Oliveira lembra que o sistema musculoesquelético é complexo e todo interligado, de forma que quaisquer dores nas costas, principalmente persistentes, devem ser avaliadas individualmente. “Às vezes, a pessoa acha que vai estalar e aliviar uma dor, quando, na verdade, não está ajudando em nada a resolver o problema de fato”, adverte, reconhecendo que, em geral, o ato não é um problema, mas, se for feito com muita força, pressão ou frequência, esse movimento pode causar desgastes, dor ou problemas mais severos, como as hérnias de disco. 

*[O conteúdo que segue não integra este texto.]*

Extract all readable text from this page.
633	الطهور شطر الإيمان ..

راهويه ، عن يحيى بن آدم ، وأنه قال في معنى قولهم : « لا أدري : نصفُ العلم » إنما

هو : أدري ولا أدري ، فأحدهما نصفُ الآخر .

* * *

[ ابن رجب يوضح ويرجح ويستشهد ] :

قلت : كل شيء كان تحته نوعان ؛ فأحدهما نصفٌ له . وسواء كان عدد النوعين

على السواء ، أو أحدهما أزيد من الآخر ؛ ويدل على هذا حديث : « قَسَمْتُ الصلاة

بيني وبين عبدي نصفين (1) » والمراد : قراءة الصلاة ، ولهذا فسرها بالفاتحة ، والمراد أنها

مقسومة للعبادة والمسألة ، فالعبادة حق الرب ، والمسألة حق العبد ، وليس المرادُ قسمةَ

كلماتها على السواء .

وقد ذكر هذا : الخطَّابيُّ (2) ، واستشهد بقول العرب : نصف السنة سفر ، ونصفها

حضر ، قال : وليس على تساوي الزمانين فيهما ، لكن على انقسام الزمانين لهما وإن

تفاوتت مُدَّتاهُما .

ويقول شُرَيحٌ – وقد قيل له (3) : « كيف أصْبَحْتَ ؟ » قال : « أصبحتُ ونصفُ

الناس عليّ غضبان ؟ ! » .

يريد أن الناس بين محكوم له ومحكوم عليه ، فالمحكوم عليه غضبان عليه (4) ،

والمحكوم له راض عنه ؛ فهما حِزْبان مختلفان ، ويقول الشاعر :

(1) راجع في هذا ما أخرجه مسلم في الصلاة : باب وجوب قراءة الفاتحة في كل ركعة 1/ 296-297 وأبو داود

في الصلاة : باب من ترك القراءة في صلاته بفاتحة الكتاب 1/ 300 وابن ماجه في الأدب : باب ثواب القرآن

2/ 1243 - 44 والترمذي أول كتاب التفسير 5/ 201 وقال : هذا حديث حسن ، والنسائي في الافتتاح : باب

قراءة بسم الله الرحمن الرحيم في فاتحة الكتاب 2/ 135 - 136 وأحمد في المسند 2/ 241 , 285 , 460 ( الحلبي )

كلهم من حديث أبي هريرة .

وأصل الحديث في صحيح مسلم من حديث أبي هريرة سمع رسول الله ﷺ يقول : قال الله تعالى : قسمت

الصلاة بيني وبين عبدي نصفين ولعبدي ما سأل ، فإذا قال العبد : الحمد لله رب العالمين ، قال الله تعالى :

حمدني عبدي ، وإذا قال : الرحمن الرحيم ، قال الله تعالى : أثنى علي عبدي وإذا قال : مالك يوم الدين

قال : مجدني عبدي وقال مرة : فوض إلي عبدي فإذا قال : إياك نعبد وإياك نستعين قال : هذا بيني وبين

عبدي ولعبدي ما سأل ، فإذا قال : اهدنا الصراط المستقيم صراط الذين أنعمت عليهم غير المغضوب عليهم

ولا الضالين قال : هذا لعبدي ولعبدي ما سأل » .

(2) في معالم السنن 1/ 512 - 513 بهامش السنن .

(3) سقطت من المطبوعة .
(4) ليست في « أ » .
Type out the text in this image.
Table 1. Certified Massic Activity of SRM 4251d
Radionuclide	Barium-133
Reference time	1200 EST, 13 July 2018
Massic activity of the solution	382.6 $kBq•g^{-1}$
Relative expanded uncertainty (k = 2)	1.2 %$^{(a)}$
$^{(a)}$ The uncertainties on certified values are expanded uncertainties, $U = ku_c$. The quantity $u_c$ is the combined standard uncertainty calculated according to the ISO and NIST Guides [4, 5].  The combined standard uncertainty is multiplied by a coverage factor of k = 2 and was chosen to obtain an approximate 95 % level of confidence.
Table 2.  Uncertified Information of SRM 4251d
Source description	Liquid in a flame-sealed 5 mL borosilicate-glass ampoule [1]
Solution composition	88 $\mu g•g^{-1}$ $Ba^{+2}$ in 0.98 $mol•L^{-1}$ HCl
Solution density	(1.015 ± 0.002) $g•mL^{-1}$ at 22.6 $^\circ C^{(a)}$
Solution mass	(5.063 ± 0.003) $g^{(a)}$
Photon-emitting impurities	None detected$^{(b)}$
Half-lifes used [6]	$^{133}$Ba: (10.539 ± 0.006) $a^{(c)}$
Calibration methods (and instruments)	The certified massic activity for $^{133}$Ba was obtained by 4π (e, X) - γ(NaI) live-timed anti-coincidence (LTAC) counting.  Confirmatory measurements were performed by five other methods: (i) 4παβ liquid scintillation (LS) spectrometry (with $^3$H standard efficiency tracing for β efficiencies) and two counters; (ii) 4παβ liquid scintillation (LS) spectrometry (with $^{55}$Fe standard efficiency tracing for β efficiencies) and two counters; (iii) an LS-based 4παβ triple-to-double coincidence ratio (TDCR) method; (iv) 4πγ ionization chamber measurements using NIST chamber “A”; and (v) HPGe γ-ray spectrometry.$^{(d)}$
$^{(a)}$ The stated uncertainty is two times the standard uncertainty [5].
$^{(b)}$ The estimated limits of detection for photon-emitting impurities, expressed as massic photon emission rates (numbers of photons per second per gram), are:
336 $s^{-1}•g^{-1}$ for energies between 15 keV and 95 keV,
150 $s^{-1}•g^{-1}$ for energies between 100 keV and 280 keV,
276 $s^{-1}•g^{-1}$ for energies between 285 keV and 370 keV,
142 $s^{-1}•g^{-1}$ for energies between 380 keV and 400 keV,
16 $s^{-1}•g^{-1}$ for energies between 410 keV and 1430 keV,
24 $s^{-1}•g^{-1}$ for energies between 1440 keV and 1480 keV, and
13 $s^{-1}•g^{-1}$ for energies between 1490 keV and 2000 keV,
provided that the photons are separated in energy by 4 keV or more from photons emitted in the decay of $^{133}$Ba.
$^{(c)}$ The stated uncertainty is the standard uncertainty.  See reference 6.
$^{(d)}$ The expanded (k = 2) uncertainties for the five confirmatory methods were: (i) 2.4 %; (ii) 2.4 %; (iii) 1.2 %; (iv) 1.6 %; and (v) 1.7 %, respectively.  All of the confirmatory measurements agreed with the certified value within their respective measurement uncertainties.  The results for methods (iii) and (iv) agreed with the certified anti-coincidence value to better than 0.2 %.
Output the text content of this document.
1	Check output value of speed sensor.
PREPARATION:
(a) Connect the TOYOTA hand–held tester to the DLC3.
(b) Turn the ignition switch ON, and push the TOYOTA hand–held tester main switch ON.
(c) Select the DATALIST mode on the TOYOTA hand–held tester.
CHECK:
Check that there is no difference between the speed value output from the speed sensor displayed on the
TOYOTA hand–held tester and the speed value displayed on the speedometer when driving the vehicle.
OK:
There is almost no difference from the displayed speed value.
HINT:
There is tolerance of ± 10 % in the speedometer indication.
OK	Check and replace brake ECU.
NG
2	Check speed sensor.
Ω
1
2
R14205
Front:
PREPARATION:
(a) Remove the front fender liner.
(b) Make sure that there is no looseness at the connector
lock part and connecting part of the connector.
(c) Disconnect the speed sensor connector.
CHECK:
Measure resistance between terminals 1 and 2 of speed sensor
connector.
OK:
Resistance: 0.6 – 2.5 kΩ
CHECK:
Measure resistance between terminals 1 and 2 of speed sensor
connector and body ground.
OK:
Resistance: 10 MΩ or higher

O ortopedista ainda ressalta que pacientes que estejam se recuperando de alguma lesão ou dor ou que sofram de algumas patologias, tais como anomalias na coluna ou no pescoço e osteoporose em grau avançado, devem evitar o hábito ilusoriamente relaxante de estalar a coluna. “O ideal – que é o que sempre falo com meus pacientes – é praticar alongamentos: eles são fundamentais para melhorar a qualidade de vida e a postura e evitar lesões. E, é claro, praticar atividades físicas regularmente, inclusive aquelas responsáveis pelo fortalecimento do core (conjunto da musculatura que fica na região central do nosso corpo, responsável por estabelecer todo equilíbrio e centro gravitacional), e ter uma dieta equilibrada”, conclui. 

No mesmo sentido, o fisioterapeuta Cristóvão Oliveira, fundador do Centro de Reabilitação C.O., reforça a importância do tão negligenciado alongamento para a saúde do corpo. “O estiramento das fibras musculares (famoso estica e puxa) ajuda a preparar o corpo para outras atividades físicas, prevenindo lesões e liberando possíveis tensões”, detalha. 

Comumente desprezadas nas academias de musculação, as sessões de alongamento são tão importantes quanto os treinos de força e aeróbios, garante o especialista. “O corpo precisa estar apto para diversos aspectos da vida. Ou seja, nós precisamos de força, agilidade, flexibilidade e mobilidade em equilíbrio para fazer nossos esportes preferidos e até para executar as tarefas mais corriqueiras, como se abaixar para pegar um objeto”, diz. 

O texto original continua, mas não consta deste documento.